On the phone there are several free and purchasable apps one can download and then get data from the car. It proved very powerful. Not only could the fault codes be read and some cleared but it could also deliver an instant read on all sensors in the car to determine; speed, gas consumption, engine temperature, battery usage etc.
I got this fault code of P0302 witch clearly says that there is a “Cylinder 2 Misfire detected” – so one cylinder is not firing.
I read about that fault code and decided to exchange the spark plugs – all four. The old ones had been there five years and I was exited to see what they looked like. They were dirty and the one in chamber two was also very oily.
A bought four BOSCH F7HPP33+ with an electrode distance of 1.0 mm equivalent to the BOSCH F7HPP222 as the repair manual says.

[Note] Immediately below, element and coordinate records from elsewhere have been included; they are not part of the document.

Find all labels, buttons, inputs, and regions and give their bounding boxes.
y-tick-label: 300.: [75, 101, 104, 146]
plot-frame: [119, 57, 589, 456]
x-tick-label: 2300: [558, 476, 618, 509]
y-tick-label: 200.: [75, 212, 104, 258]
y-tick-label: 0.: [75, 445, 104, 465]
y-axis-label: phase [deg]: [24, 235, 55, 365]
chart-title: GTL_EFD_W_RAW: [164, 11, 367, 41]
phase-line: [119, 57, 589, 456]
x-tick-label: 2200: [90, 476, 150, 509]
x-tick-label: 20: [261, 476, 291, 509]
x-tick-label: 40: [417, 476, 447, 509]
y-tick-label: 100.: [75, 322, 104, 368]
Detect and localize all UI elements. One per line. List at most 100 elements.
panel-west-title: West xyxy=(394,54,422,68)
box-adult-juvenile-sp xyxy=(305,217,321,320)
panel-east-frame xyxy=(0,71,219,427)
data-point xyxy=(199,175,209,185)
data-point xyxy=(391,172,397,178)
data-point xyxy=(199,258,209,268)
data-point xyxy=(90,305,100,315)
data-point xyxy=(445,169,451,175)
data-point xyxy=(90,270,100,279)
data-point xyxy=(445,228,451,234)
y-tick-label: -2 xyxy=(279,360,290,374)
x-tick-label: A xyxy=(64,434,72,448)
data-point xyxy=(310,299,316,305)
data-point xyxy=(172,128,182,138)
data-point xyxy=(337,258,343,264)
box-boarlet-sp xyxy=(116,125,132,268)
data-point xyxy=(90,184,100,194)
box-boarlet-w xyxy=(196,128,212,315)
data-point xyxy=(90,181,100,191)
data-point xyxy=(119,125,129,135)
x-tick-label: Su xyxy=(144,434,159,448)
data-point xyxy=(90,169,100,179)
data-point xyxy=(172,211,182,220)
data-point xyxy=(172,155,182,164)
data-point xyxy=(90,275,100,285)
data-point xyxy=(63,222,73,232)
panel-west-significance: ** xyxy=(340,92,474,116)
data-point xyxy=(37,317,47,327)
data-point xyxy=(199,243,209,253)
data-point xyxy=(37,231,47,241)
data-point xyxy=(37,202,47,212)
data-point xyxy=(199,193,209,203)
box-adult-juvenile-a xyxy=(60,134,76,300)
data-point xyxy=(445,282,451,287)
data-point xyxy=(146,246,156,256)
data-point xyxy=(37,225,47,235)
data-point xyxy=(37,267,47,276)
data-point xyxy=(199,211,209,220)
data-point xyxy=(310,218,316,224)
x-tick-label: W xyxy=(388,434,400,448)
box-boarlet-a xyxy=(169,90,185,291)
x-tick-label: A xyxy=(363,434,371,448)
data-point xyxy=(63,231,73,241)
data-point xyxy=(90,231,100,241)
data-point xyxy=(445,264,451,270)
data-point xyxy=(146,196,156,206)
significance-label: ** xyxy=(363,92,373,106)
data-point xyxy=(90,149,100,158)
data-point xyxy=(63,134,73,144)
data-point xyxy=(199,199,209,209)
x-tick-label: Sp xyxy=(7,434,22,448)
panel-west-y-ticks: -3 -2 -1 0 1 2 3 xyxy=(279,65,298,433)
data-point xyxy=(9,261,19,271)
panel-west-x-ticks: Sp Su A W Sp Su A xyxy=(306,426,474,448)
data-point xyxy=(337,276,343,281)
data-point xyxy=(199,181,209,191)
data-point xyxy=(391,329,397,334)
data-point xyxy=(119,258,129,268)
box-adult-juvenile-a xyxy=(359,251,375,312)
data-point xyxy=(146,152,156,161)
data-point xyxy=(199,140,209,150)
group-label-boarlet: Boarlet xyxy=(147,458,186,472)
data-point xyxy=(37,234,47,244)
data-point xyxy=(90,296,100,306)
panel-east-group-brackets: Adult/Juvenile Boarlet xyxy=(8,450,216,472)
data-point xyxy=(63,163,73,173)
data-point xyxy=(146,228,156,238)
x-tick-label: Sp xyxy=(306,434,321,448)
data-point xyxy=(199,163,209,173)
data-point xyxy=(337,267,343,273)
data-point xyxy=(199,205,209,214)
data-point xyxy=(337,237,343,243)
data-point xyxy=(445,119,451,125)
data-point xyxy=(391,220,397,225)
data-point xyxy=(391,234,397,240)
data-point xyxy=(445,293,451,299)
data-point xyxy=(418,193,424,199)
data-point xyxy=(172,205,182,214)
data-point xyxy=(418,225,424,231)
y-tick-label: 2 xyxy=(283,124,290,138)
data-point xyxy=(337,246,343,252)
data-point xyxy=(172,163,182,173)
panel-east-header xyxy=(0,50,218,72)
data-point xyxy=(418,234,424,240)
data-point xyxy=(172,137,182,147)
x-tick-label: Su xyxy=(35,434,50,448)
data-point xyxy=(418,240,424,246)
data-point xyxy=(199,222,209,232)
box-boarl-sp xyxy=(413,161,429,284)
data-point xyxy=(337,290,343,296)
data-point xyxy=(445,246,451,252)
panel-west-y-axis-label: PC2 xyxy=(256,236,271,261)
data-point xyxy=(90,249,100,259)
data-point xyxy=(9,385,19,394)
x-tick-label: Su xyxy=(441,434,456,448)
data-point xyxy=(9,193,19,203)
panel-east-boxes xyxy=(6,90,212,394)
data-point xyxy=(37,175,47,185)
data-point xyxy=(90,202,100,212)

The repair manual I got is one from HAYNES ISBN 978 1 84425812 3 (Swedish). Even though the pictures are mostly from other Golf from around 2002, its still understandable . I also got a ton of information from YouTube like from this dude and this site (don’t know for how long this site will work though). Getting the spark plugs out was not hard when you know how to; fist remove the air filter and then free the cables so you can pull them ignition coils up. Then slide in the spark plug tool, in my case 16mm, and unscrew them spark plugs.
After replacing them the were still a misfire in chamber two, so I switched ignition coil with chamber one and … there were a misfire in chamber one instead. That tells us that there must be something wrong with the ignition coil.
Because of all the oil in chamber two and the carbons stuck on the spark plugs I also investigated if the gasket between the camshaft housing and the cylinder block had a leak. Hours later I found that removing the camshaft housing was very costly and a lot of work with my car. The bolts has to be replaced and there are many small parts that has to come off. Also I could not find any info on how to solve this on my car model, witch led me to think that that maybe this car don’t have that kind of problem. But where do the oil come from then? The car will probably tell me later. Until that I have to investigate more about why the car is burning fat. Analyzing the spark plugs says that the piston rings could på worn out – i wonder what that will cost to change.
I bought a new ignition coil from sidat with artno 530165 and placed that in cylinder one. The old from cylinder one was placed in chamber two. So if chamber two is malfunctioning it will destroy an old coil.
With the ELM connected to the OBD i cleared the fault codes and that was it. After driving some I consider the car drivable for now, but what about that oil?